Laika, the Spacedog (1954 – 1957)
It was 1957 and the Golden Age of Capitalism, when freedom equaled consumption in the west. But the Sovie Union had other great plans. At the control desk the engineers started the countdown, and the Sputnik 2 space shuttle was ready for launch. A brave soul, with a wet nuzzle, will soon be propelled into outer space and the history of space flight.
I don’t know about you, but I don’t like the Russian scientists of the ’50s the way I never liked the Russian soldiers of WWII. Laika was a stray wandering the streets of Moscow. She was picked up and looked after – following a devious plan. Soviet scientists chose to use Moscow strays since they assumed that such animals had already learned to endure conditions of extreme cold and hunger.
During the training time, one of the scientists involved in the project took Laika home where the dog bonded with his children. In one of the books dedicated to the puppy, the scientist said that “Laika was silent and charming.” The puppy showed a lot of courage and extraordinary intelligence throughout the entire training period.
Laika died within hours from the launch due to overheating caused by a failure when the central missile separated from the payload. The true cause and time of her death were not made public until 2002; instead, it was widely reported that she died when her oxygen ran out on day six or, as the Soviet government initially claimed, she was euthanized prior to oxygen depletion. It was only in 2008 that Russia unveiled a statue dedicated to Laika.
Apollo, the brave Silent Hero K-9 Dog of 9/11 New York (1992 – 2006)
The most recent story today is that of the German shepherd Appollo, a search and rescue dog who served with the K-9 unit of the New York Police Department.
Apollo and his handler, Peter Davis, were the first K-9 search and rescue team to answer the call on September 11, arriving at the South Tower 15 minutes after its collapse. Apollo Apollo looked for survivors 18 hours a day for weeks on end. It is estimated that more than 300 dogs took part in the search, rescue and recovery efforts at Ground Zero after the 9/11 attack and Apollo was one of them. Thanks to his acute senses he helped save the victims from the rubble, sneaking in hard-to-reach places on hearing the very faint cries for help or smelling humans.
Apollo was awarded the Dickin Medal, the animals’ equivalent of the Victoria Cross, in recognition of a work well done.

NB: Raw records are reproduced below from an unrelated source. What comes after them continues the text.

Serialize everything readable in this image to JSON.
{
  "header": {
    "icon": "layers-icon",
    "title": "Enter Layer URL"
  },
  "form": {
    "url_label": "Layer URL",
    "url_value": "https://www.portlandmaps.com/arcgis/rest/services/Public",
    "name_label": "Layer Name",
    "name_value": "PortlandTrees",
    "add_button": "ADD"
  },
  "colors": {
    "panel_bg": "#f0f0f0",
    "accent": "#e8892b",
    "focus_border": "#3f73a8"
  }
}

Dogs are our most capable and strong friends. Cared for and loved they become our most important allies. Until then, they offer us, unconditionally, their intelligence, affection and devotion. Precious gifts!

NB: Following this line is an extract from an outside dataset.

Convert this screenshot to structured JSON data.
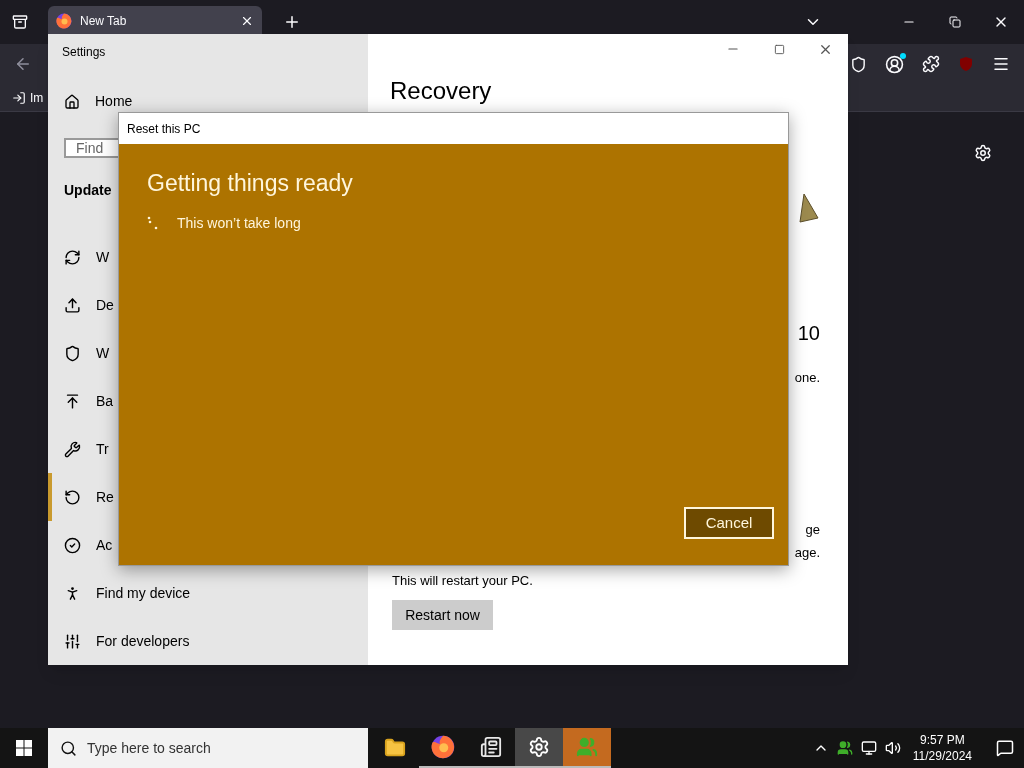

I don’t know about you, but I wholeheartedly agree with French writer Anatole France believed (and he was correct) that ‘Until one has loved an animal a part of one’s soul remains unawakened.’
Update 🙂 because lovely Sheree commented on the old header photo: it depicts a Staff Sergeant of the Army Service Corps with the Corps pet dogs, Hissy and Jack. And we have Libby Hall, 73, press photographer and dog lover, to thank for it.